"Podia ser extremo frio ou calor": Governo insiste que não é preciso mudar a lei

"Podia ser extremo frio ou calor": Governo insiste que não é preciso mudar a lei

O Governo defende que o atual enquadramento legal é suficiente para proteger os trabalhadores expostos a temperaturas extremas e confia que as empresas e a Autoridade para as Condições do Trabalho (ACT) vão assegurar o cumprimento das regras.

João Alexandre - RTP Antena 1 / Adicionar como fonte informativa
Foto: Manuel de Almeida - Lusa

A garantia foi deixada, esta quarta-feira, pela ministra do Trabalho, Solidariedade e Segurança Social, no Parlamento, onde afastou a necessidade de alterações legislativas para responder aos efeitos das ondas de calor.

"O ordenamento legal português está preparado para esta situação, como para outra. Podia ser extremo frio, podia ser qualquer evento climatérico", afirmou Maria do Rosário Palma Ramalho, que entende que as regras já obrigam os empregadores a adotar medidas de prevenção sempre que as condições meteorológicas colocam em causa a segurança e a saúde dos trabalhadores.

Durante uma audição na Comissão Parlamentar de Trabalho, Segurança Social e Inclusão, a ministra adiantou, no entanto, que, numa primeira fase, a responsabilidade de garantir condições adequadas para quem trabalha exposto a temperaturas elevadas é das empresas.

"Há obrigações de segurança e saúde no trabalho, preventivas, que os empregadores têm de tomar e que são proteger as pessoas que estão naquela situação", sublinhou.

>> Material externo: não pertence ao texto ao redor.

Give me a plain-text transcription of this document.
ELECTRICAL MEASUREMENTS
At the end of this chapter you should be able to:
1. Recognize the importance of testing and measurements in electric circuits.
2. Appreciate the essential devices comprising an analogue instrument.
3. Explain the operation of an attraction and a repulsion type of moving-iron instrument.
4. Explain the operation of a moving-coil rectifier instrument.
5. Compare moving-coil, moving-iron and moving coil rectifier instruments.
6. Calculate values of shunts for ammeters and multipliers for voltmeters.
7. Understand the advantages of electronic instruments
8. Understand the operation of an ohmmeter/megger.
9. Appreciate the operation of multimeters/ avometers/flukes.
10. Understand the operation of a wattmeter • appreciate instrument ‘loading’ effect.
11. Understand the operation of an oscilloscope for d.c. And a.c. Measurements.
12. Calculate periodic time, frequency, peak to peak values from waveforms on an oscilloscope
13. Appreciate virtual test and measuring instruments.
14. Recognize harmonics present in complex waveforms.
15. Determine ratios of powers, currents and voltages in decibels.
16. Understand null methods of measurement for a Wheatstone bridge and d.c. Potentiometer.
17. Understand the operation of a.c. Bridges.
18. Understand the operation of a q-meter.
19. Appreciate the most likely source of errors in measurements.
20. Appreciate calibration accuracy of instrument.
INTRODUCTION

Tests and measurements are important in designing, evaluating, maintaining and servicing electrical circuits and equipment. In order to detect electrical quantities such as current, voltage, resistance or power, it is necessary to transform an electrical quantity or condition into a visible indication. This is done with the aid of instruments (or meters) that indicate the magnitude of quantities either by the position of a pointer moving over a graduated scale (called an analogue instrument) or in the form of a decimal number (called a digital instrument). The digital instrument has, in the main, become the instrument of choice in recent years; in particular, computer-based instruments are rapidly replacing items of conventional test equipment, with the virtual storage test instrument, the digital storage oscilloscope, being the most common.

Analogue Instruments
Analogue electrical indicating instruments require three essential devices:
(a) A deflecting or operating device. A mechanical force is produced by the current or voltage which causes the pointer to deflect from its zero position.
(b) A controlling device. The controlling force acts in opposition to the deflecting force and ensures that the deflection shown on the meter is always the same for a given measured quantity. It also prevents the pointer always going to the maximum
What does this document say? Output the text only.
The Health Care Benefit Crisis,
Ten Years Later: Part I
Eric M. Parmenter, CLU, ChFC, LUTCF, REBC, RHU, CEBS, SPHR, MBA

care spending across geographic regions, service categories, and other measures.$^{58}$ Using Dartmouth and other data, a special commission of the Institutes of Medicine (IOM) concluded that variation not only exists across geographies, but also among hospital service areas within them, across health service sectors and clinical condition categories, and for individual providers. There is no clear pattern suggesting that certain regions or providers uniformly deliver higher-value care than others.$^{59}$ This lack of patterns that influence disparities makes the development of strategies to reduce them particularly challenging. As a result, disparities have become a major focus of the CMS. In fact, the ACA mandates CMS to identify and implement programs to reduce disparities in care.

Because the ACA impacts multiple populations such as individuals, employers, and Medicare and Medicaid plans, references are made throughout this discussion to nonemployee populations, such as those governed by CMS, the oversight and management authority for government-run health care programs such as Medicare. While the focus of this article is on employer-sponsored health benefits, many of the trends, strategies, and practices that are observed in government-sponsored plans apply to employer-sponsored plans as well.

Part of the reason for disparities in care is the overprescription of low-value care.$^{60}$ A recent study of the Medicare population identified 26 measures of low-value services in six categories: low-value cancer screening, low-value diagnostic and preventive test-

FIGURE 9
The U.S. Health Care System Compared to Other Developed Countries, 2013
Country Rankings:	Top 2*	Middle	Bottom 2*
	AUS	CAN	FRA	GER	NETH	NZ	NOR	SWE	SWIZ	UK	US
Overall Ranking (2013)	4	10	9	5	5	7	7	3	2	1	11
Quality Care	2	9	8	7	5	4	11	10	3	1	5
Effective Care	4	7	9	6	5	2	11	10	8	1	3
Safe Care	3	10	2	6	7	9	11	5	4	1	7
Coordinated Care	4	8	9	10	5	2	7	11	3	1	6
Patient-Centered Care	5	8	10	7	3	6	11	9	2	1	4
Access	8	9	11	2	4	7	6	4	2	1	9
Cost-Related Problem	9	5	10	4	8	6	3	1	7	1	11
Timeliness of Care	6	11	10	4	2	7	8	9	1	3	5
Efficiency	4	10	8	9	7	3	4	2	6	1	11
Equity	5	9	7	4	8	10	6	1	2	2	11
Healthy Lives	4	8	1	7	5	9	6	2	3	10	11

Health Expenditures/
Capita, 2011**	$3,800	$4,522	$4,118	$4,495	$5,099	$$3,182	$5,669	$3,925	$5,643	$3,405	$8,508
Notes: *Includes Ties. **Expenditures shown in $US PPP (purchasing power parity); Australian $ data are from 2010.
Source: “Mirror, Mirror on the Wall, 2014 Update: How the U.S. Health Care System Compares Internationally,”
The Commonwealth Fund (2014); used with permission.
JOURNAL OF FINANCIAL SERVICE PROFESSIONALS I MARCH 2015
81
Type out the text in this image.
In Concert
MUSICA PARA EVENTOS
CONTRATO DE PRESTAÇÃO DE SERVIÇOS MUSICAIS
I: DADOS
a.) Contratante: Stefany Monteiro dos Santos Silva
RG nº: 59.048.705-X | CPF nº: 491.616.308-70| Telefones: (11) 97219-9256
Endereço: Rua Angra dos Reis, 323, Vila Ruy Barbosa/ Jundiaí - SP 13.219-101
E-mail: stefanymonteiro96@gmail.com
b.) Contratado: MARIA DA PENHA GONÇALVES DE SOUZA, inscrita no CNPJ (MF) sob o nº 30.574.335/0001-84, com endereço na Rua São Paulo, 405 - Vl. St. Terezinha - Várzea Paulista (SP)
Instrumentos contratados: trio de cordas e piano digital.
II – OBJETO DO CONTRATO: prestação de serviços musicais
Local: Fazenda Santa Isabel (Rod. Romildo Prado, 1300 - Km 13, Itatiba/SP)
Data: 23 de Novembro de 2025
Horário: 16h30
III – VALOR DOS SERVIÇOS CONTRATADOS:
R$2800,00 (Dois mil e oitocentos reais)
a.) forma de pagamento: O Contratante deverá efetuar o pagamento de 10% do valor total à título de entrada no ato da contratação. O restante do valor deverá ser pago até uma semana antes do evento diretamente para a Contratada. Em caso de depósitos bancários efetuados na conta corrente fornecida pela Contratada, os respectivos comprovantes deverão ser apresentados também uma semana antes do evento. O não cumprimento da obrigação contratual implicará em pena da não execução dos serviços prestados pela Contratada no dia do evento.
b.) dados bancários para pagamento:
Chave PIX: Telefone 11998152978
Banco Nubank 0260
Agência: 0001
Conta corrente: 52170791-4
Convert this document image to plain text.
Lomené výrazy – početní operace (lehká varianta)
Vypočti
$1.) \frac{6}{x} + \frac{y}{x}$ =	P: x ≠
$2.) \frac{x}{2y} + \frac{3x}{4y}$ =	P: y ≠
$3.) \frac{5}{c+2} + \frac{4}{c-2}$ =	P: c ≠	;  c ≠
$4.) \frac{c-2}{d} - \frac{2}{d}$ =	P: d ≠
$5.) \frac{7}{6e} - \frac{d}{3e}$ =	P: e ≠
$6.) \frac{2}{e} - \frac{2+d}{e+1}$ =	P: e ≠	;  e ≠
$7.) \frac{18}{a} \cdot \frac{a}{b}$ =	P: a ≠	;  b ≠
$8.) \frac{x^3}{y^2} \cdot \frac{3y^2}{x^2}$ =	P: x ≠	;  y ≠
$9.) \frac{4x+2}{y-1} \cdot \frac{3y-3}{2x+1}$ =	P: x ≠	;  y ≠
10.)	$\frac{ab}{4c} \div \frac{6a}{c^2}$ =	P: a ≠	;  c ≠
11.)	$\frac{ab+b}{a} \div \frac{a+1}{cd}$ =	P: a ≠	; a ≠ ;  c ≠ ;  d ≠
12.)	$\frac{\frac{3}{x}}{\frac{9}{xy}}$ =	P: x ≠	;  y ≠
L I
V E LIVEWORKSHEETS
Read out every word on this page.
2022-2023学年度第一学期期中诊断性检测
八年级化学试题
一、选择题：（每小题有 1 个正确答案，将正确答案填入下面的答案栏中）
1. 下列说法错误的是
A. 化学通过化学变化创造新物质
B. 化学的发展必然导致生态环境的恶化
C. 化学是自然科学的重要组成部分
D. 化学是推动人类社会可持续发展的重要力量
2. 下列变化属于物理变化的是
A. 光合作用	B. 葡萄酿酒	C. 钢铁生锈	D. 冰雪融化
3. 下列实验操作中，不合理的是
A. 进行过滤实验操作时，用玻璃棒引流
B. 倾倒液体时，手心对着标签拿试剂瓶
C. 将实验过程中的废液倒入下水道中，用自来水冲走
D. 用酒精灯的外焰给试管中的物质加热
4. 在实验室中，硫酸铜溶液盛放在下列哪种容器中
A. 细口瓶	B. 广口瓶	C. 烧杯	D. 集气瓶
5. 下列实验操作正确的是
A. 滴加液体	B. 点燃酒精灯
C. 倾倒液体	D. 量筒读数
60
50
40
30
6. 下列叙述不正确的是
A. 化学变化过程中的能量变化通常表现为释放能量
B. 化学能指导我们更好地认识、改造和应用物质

Segundo a ministra, as medidas incluem a criação de zonas de sombra ou a definição de pausas durante as horas de maior calor. Maria do Rosário Palma Ramalho disse ainda confiar na atuação da ACT: "É muito rigorosa relativamente a esse tipo de situações", disse, lembrando que a fiscalização do trabalho em condições de calor extremo é uma prática recorrente durante o verão, sobretudo em setores como a agricultura.

"Se não tiverem sido construídas essas condições adequadas aos trabalhadores, se eles não tiverem sido deslocados para zonas de sombra e determinadas pausas nas alturas de pico, a ACT vai lá e faz o seu serviço, que é autuar", avisou a ministra, que acrescenta: "O ano passado não houve nenhuma exploração que tenha tido de ser encerrada, nem no ano anterior. Desde que este Governo cá está, não tem havido nenhuma situação em que a ACT não tenha feito intervenção".